Pour la plateforme des acteurs pour la protection des Niayes de Pikine «c'est une décision salutaire de l'Etat du Sénégal qui avait pris cette décision lors du conseil des ministres décentralisé de Dakar à l'Hôtel de Ville de Pikine».

«Maintenant, c'est à l'assemblée nationale d'adopter le projet de décret pour classer la Grande Niaye, zone humide protégée à l'image des autres sites ou parcs qui bénéficie d'une protection intégrale d'une structure que l'Etat va désigner pour une gestion durable du site», a fait savoir Mouhamadou Aliou Bâ, Directeur exécutif de l'Association Nature Communauté et Développement, une structure membre de la plateforme.

SAUVER TECHNOPOLE DES «AGRESSEURS»

Revenant sur la situation du Technopole qui a subi de multiples agressions, ce dernier de renseigner «même à ce jour, des agressions continuent dans le site de la Technopole.

Nous avions même organisé une journée d'assainissement le mois de novembre passé mais quelques jours après, on a constaté à nouveau, des dépôts d'ordures.

Il y a même des sociétés qui avaient commencé les travaux de fondement pour la construction d'entrepôts.

On a alerté les autorités compétentes et fort heureusement ces gens-là ont arrêté les construction», a expliqué M. Diallo qui soutient que les agressions continuent à longueur de journée. «Il y a aussi des gens qui brûlent des pneus pour récupérer le fer et d'autres qui y exercent des activités délictuelles car, il y a une absence de contrôle et de veille», confie-t-il.

S'agissant de la future gestion, les acteurs pour la protection du technopole restent sans réponse et attendent le contenant du décret qui doit renseigner sur la gestion du site, les activités durables autorisées, qui doit occuper ce site et quel type d'aire protégée ?.

«L'idée était déjà que le site soit géré de façon communautaire. Généralement, dans la plupart des aires protégées, c'est une gestion communautaire.

C'est-à-dire que les services de l'Etat sont accompagnés et travaillent en symbiose avec les communautés qui ceinturent la zone avec un comité de gestion intégré et cela a toujours donné des résultats positifs.

Peut-être, il faut juste réguler ceux qui font des activités durables comme les maraichers, pour qu'ils n'utilisent plus des produits nocifs dans leur maraichage sans dégrader l'environnement», alerte Mouhamadou Aliou Diallo.

Avec son nouveau statut, l'Etat sera plus regardant sur les produits dégradants, le sol comme les pesticides, une situation qui semble inquiétée les exploitants. «Ce site-là n'est seulement pas l'intérêt des maraichers, mais l'intérêt de tout un chacun car, étant un patrimoine national.
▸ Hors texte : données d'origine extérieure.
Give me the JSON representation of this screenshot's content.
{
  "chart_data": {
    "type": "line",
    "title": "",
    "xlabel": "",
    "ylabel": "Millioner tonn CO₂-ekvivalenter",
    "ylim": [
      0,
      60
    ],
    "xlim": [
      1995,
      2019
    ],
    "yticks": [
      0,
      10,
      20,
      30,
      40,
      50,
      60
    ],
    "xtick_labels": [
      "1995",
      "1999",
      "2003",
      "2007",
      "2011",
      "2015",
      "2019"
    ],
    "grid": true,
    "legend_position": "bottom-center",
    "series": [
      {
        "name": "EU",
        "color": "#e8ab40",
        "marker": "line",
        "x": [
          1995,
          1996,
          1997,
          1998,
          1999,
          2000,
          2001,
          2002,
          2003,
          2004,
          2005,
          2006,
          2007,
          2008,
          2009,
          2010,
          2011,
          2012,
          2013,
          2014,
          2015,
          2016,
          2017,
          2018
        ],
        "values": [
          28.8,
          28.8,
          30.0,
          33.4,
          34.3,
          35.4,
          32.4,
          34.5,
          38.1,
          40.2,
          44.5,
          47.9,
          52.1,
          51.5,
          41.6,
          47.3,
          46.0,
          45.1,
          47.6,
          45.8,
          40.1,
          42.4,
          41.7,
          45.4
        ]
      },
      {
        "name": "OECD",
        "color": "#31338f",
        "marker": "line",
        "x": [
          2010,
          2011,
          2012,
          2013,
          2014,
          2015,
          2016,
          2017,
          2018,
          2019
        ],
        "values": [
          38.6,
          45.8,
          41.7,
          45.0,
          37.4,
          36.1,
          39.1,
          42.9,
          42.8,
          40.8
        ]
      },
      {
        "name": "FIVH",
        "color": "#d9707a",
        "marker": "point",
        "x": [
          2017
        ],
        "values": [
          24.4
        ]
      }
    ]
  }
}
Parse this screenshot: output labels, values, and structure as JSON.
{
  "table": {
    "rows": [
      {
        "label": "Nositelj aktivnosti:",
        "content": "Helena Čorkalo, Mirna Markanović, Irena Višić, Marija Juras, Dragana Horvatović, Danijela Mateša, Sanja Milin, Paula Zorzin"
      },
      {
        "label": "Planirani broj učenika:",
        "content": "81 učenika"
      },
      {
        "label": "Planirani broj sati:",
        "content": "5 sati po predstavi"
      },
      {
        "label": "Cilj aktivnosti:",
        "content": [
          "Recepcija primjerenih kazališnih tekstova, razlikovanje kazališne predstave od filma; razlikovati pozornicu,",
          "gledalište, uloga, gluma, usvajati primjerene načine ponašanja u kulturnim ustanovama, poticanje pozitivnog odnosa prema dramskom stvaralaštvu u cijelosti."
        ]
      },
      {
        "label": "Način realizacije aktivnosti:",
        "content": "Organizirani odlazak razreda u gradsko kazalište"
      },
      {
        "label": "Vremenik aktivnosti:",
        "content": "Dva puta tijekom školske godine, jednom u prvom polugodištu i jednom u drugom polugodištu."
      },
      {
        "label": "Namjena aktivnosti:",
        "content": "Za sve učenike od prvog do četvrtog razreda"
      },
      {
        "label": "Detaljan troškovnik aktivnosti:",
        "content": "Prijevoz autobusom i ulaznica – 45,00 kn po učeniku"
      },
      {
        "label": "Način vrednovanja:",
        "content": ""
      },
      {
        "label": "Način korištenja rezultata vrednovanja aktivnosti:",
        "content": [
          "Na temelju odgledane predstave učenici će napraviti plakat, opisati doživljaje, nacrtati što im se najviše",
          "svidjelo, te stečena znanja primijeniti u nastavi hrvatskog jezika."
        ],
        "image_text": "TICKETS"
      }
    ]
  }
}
Ce site nous rend d'énormes services, il contribue à purifier l'air que nous respirons avec ces pics de pollutions que nous recevons ces jours ci.

On dit que Dakar fait partie des villes les plus polluées. On doit aussi veiller sur les types d'exploitation dans la technopole. L'absence de statut ne facilite pas la mise sur pieds d'un plan de gestion accompagné d'un plan d'aménagement du site élaboré dans le long terme avec l'appui de bailleurs.

Les acteurs pour la protection des Niayes de Pikine attendent que le site soit géré et protégé intégralement, impliquant les communes qui ceinturent le technopole.

Rappelons que cette zone constitue également le lieu de reproduction et une étape migratoire pour 223 espèces d'oiseaux et abrite des activités de maraichages touchant plus de 600 individus.

Le technopole de Pikine contribue, par ailleurs, à l'atténuation des inondations, à l'amélioration de la qualité des eaux par le recyclage, à l'épuration bactériologique, à l'interception des matières en suspension, au stockage du carbone atmosphérique par séquestration à la production d'oxygène et à la dépollution de l'air.